懇親会会場で、ポスト・セブン局の川島雅史さん(左)と室井滋さん

85歳、女優・佐久間良子 初めての著作を執筆中

 25年1月に刊行される佐久間良子さんの『ふりかえれば日日良日』(仮)は、ポスト・セブン局の橘高真也さんから1958年に女優デビューしたという佐久間さんの華麗な経歴が紹介された。佐久間さんは「12年前、日本経済新聞で『私の履歴書』を連載していたとき、本にしないかと言われたけれど断った」が、コロナ禍で「つらつら書いてきたことが貯まってきた」ので書籍化を承諾したと話し、「(今年の)暮れまでに書けるか、今は四苦八苦している(笑)」と吐露した。刊行に合わせて、神保町シアターで「佐久間良子特集」上映も予定されている。

佐久間良子さん

 美術史家・山下裕二さんの『日本美術をひらく 山下裕二 論考集成』はA5判、880㌻の大作。
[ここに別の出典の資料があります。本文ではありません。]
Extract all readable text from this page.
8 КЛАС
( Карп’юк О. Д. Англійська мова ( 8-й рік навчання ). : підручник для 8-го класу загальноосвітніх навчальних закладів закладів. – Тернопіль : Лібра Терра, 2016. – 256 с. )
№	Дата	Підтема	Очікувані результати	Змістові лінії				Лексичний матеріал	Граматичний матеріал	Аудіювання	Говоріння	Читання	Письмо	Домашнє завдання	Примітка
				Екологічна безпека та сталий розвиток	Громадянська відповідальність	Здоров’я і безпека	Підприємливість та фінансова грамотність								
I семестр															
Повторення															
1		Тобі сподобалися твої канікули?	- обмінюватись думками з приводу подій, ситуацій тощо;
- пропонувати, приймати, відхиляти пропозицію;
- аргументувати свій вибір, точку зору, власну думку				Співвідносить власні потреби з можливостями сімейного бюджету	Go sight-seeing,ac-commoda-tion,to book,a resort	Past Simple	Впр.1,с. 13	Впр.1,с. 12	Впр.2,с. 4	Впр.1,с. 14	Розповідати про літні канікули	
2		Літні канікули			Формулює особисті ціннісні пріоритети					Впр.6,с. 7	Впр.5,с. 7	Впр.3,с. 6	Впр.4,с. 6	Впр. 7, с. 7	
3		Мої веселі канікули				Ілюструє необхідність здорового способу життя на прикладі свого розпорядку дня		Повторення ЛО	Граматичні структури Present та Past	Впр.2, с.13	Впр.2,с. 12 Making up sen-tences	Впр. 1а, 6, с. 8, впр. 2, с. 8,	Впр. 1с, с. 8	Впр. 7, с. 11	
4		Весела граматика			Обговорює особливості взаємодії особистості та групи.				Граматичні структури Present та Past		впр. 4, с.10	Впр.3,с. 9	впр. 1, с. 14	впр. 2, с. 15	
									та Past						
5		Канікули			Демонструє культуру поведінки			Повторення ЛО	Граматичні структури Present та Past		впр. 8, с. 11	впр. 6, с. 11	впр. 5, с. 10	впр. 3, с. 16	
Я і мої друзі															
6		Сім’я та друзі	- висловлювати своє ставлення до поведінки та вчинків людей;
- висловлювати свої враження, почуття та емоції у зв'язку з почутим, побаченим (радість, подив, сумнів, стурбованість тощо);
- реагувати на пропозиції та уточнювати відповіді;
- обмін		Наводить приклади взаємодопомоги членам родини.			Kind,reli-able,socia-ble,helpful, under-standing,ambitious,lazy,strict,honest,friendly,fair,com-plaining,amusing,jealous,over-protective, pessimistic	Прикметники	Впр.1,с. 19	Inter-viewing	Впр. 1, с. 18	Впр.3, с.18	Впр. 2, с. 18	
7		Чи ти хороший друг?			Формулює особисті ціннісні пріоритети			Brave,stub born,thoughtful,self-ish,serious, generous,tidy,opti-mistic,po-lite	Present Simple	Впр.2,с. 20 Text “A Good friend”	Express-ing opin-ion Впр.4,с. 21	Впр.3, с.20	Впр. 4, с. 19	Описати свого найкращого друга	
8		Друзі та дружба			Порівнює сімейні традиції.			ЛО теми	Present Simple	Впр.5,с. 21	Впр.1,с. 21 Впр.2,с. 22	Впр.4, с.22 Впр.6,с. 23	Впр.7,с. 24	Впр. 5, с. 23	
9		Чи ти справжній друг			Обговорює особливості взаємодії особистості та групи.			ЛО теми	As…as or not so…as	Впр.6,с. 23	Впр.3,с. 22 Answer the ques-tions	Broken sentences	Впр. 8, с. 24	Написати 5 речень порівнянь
40年にわたり展覧会図録などに寄稿してきた論考を厳選した81本が収録されている。文化事業局の磯貝晴子さんから概要が説明され、山下さんが雪舟や伊藤若冲などの作品を自ら解説した。

 10月2日に発売される朝井リョウさんの『生殖記』は、出版局・文芸編集室の石川和男さんが3年半ぶりとなる長編になると紹介した。朝井さんは、東京新聞夕刊の連載をまとめた同作について、新聞社の人に「夕刊はお茶を飲みながら高齢者が読むことが多いので、びっくりしないような話がいい」とアドバイスされたものの、「その依頼には応えられなかった」と話し、会場の笑いを誘った。また、「初めて、一人称でも三人称でもない設定で書いた。それを思いついたときは閃光のようなものを感じた」と明かした。

朝井リョウさん

 魚豊さんの『チ。 ―地球の運動について―』は、第三コミック局の寺本真三郎さんから9月30日に公式トリビュートブック、12月23日に豪華版が発売されると発表された。また、10月からNHKでアニメ放映されることも発表された。

 藤子・F・不二雄の『T・Pぼん(タイムパトロールぼん)』新装版の第5巻と愛蔵版の第1巻などについて、第二児童学習局・ドラえもんルームの徳山さんが発表。今年は藤子・F・不二雄生誕90周年イヤーで数々の記念企画があるとし、映画監督・山崎貴さんらのインタビューが掲載された公式ファンブックについても詳細が披露された。

 第三児童学習局図鑑編集部の桂さんから「図鑑NEO」シリーズが紹介され、最後にマーケティング局の木村さんから小学館のアクセスビリティへの取り組みが発表された。

 同社1階に場所を移した懇親会では、見本誌を前に著者を囲んでにぎやかな交流が行われた。